At the Leeford fête, when the villagers saw George Owens for the first time since the accident, Jason believed that he had, at last, got his brother back. However, it would be fair to say that things could have been described as cool – if not icy – for a few weeks after that. Initially, Jason began to think that the expression ‘blood is thicker than water’ did not apply to the Owens clan. Fortunately for both of them, the brotherly love that once held them together was eventually restored. An unspoken agreement to put the past behind them sealed the new start to their relationship. Jason had almost lost his brother and George nearly lost his life, so a thirty-six-year feud over a girl has been finally put to bed.

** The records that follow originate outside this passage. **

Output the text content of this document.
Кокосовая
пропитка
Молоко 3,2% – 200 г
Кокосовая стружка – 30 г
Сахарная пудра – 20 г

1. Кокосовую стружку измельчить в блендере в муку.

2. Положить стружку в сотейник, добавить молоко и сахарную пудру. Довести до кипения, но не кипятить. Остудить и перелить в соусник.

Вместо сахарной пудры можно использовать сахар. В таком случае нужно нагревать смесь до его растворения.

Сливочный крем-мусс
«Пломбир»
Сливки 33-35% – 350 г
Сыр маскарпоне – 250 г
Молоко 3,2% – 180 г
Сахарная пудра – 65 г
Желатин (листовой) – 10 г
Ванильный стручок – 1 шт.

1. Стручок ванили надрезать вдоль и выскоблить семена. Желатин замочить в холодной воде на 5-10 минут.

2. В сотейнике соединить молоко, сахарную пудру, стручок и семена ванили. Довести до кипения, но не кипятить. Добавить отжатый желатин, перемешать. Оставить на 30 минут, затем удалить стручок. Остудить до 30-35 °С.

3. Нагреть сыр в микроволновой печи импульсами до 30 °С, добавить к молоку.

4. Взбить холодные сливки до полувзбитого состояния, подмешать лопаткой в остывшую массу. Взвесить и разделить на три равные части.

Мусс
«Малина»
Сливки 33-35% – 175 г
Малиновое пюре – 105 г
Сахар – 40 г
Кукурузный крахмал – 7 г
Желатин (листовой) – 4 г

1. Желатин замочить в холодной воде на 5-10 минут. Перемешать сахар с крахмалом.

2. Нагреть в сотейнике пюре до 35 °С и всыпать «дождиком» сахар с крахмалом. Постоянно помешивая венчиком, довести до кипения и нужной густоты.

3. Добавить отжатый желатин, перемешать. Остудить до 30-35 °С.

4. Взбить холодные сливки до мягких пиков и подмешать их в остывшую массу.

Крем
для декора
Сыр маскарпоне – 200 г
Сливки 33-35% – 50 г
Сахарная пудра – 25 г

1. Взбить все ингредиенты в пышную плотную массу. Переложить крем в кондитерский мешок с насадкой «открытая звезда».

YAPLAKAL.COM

‘Sixty, eh?’ George snarls.

‘I resemble that remark,’ jokes Jason.

‘Well, what are you going to do?’

‘What, a party, do you mean? Not my style, George.’

‘No, I mean about Spendfields, and your book.’

‘Oh, yes, I might carry on for another year or so. Depends how it goes.’

‘You mean if you get published?’

Jason has always wanted to write a novel, but life – and work – tends to get in the way. He has run a small care business, an employment agency, and once had a disastrous experience after investing in a transport business. Into his fifties, he decided to abandon the hurly-burly of business and started working as a till assistant at Spendfields in Leeford. His impending birthday gave him the spur to finally start the project that has gnawed away at him for many years.

‘What’s it about, anyway?’ enquires George.

‘You,’ snaps Jason, smiling.


‘Not just you, George, but all the people in Leeford. I’ll change all the names and move the location to a sleepy village in Cornwall. Nice setting by the sea.’

‘Romantic old git, aren’t you?’

‘Love you too, brother.’


Zack and Simon, kicking their heels until university places are allocated, have very different approaches to life, career, everything. Zack’s thoughts when waking up in a morning are of guitar riffs, words for a new song, the potential for life as a rock star, and, of course, his future life with Clare. Simon Brown, his friend throughout their time at Spring Hill, has a more studious approach, and an inquisitive nature.

‘Where is it, Simon?’

‘You know the entrance to the culvert…’ Simon replies, until Zack butts in.

‘The one that flooded by the Cross where George Dennis nearly drowned?’

‘That’s the one. Just inside, about ten feet in. On the right-hand side, there’s an opening, covered over with brambles and stuff.’

‘What were you doing there?’

‘A-level project. You know, the environment, waterways and such like.’

‘Get you. I suppose that’s what you’ll study at uni. Doing music and history doesn’t get me looking down drains. Unlike you, Simon.’

‘I’m serious. Anyway, it’s not a drain, you berk. I only had a quick look, but I reckon the tunnel runs under the East Banfield Road right into Market Street, cutting across the corner by the Oxfam shop.’

‘Where do you think it leads?’ says Zack.